[PATCH] D74931: [Dominators] Use Instruction::comesBefore for block-local queries, NFC

Vedant Kumar via Phabricator via llvm-commits llvm-commits at lists.llvm.org
Thu Feb 20 16:19:31 PST 2020


vsk added inline comments.


================
Comment at: llvm/lib/IR/Dominators.cpp:284
   // everything in the block.
   if (isa<PHINode>(UserInst))
     return true;
----------------
kuhar wrote:
> vsk wrote:
> > kuhar wrote:
> > > This code makes every user that is a phi be dominated by the def?
> > > So if we have two phis, the one that comes later may be said to dominate its predecessor?
> > > 
> > > Not sure if I got confused here, but this looks fishy to me. Do we need this if at all?
> > Yes, that's what this is doing, and no, I'm not sure this is /really/ needed.
> > 
> > IIUC all phis in a block are thought to execute "instantly, together". The verifier tries to make this clear by enforcing grouping of phis at the start of a block. Perhaps this is part of the enforcement mechanism, by making `phi1 dom phi2` = `phi2 dom phi1`?
> > 
> > I find this inherently confusing, fwiw it's mentioned as a motivation for basic block arguments in the SIL/MLIR docs.
> Ugh. But what happens when a phi has an incoming value that is another phi? Consider this pseudocode:
> 
> ```llvm
> ; predecessors %A, %B
> %a = phi i32, [0, %A], [%b, %B]
> %b = phi i32  [1, %A], [%2, %B]
> ```
> 
> The use of `b` in `a`'s definition is considered valid from the perspective of dominance according to this code.
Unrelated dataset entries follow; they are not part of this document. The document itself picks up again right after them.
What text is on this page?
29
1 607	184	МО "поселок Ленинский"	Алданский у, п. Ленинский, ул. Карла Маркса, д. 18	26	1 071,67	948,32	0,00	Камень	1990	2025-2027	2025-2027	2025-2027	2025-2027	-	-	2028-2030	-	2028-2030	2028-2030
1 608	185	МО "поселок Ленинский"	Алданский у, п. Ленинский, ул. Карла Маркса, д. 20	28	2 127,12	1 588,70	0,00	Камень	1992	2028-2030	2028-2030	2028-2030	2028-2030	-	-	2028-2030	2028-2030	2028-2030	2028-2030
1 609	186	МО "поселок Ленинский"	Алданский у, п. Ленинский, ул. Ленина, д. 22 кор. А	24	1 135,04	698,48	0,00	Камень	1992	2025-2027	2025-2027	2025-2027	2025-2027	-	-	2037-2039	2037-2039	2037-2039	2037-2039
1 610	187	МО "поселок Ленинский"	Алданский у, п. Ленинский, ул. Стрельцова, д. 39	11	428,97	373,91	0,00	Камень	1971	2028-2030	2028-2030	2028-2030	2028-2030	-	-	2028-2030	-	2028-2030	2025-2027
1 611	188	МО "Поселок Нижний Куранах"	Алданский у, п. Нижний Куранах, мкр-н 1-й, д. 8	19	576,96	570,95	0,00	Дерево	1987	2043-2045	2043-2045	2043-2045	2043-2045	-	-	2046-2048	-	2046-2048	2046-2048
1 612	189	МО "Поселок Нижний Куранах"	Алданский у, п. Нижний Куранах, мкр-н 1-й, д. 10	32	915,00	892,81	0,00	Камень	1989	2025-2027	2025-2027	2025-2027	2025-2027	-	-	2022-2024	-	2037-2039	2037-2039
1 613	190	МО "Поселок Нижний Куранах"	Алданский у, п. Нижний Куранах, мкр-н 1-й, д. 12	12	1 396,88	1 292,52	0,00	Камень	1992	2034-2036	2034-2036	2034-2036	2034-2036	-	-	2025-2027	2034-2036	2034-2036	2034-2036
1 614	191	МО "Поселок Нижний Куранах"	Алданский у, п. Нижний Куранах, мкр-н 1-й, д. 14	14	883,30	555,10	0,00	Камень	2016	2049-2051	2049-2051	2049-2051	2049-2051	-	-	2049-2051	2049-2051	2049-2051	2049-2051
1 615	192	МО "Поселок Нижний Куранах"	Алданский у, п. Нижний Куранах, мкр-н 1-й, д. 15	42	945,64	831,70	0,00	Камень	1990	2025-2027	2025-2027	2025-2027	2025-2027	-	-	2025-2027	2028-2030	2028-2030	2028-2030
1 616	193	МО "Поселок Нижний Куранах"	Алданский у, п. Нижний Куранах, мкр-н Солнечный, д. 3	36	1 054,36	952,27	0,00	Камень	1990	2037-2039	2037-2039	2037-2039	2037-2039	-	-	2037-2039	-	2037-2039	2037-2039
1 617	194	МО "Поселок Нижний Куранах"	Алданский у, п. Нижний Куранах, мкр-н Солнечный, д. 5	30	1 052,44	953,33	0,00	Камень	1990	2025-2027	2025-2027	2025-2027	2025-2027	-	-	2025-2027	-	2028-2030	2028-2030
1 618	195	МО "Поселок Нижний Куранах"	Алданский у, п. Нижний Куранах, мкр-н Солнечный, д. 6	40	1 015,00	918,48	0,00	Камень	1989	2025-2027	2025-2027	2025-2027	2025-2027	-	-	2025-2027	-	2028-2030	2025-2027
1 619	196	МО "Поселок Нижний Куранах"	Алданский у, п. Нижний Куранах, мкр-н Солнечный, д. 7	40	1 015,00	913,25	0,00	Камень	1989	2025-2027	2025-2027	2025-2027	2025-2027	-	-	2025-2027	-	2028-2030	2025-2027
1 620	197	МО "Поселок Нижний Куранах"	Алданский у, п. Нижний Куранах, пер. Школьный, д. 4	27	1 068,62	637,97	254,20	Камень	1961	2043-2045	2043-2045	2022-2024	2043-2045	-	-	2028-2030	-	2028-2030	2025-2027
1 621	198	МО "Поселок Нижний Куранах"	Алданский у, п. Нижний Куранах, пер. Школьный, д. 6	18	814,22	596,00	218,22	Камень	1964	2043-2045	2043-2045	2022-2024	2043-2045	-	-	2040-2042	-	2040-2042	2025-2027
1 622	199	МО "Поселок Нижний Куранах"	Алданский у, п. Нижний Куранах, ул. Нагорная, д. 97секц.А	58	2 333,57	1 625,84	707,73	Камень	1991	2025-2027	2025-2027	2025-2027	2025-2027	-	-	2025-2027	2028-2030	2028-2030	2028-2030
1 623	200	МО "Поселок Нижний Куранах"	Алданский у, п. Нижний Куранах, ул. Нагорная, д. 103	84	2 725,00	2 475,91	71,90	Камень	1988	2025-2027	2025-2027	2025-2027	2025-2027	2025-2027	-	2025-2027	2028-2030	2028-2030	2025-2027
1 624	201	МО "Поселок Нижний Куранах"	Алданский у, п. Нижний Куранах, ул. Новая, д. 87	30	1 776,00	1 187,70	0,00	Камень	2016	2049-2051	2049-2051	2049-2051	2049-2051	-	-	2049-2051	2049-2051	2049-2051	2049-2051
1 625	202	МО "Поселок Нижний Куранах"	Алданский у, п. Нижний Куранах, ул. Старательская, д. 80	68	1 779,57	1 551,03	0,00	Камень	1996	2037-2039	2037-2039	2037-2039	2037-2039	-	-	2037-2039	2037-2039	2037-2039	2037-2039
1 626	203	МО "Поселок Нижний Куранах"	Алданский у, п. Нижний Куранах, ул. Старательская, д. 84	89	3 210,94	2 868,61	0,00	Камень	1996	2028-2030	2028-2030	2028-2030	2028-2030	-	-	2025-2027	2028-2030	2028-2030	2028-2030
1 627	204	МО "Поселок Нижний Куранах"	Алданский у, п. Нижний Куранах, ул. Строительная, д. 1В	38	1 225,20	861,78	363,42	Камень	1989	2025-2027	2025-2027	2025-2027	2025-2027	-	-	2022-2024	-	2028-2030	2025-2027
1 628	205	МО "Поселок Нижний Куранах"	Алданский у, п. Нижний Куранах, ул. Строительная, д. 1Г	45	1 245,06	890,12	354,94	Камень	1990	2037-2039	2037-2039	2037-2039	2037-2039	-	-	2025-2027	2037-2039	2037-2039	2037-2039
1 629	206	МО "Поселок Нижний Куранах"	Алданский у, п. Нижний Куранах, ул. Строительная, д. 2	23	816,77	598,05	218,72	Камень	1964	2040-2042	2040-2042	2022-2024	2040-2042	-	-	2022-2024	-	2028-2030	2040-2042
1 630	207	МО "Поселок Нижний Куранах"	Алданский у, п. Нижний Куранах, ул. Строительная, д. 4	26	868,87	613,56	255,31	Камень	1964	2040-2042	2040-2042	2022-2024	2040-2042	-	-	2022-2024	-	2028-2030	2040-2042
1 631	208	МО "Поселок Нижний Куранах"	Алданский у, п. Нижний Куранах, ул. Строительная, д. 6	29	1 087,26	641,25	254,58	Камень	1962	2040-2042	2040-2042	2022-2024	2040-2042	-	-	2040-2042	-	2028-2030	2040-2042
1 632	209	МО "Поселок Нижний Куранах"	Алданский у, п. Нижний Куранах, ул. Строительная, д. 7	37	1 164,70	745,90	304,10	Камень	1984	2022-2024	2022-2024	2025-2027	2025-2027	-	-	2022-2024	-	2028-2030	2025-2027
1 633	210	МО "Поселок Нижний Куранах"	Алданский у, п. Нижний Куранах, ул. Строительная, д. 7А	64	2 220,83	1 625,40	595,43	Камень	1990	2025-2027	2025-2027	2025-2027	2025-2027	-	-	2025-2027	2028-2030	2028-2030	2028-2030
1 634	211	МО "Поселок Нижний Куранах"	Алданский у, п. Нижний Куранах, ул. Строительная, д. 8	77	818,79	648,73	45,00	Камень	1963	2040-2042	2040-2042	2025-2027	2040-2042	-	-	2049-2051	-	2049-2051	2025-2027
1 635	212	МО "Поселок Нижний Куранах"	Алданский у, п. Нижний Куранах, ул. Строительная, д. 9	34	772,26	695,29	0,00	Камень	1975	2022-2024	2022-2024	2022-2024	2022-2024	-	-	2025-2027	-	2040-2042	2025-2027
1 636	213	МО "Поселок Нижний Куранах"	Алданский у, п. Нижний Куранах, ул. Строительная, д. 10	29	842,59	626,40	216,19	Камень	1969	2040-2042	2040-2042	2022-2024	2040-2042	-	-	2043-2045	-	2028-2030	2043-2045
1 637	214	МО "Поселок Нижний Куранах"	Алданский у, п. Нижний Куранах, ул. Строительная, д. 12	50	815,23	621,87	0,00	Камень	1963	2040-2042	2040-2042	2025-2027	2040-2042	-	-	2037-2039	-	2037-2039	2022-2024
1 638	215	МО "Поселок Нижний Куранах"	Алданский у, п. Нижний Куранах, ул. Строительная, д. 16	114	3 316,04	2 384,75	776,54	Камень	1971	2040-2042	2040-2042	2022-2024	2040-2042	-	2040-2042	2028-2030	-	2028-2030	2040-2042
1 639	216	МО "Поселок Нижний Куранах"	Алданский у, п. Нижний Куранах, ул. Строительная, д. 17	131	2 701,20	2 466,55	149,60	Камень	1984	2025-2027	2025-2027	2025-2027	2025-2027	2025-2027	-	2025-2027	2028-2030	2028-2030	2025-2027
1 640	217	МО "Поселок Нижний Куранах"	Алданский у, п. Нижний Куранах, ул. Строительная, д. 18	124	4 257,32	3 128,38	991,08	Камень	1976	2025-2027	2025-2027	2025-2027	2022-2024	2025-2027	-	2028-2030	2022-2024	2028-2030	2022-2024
Quickly glancing the llvm language reference I don't see anything saying you cannot use a phi value from the same basic block as an incoming value in another phi.
> 
> 
Thanks for the example. That's.. weird. But, yes, I think that is allowed under the "phis execute instantly, together" interpretation. I've added a unit test that shows this.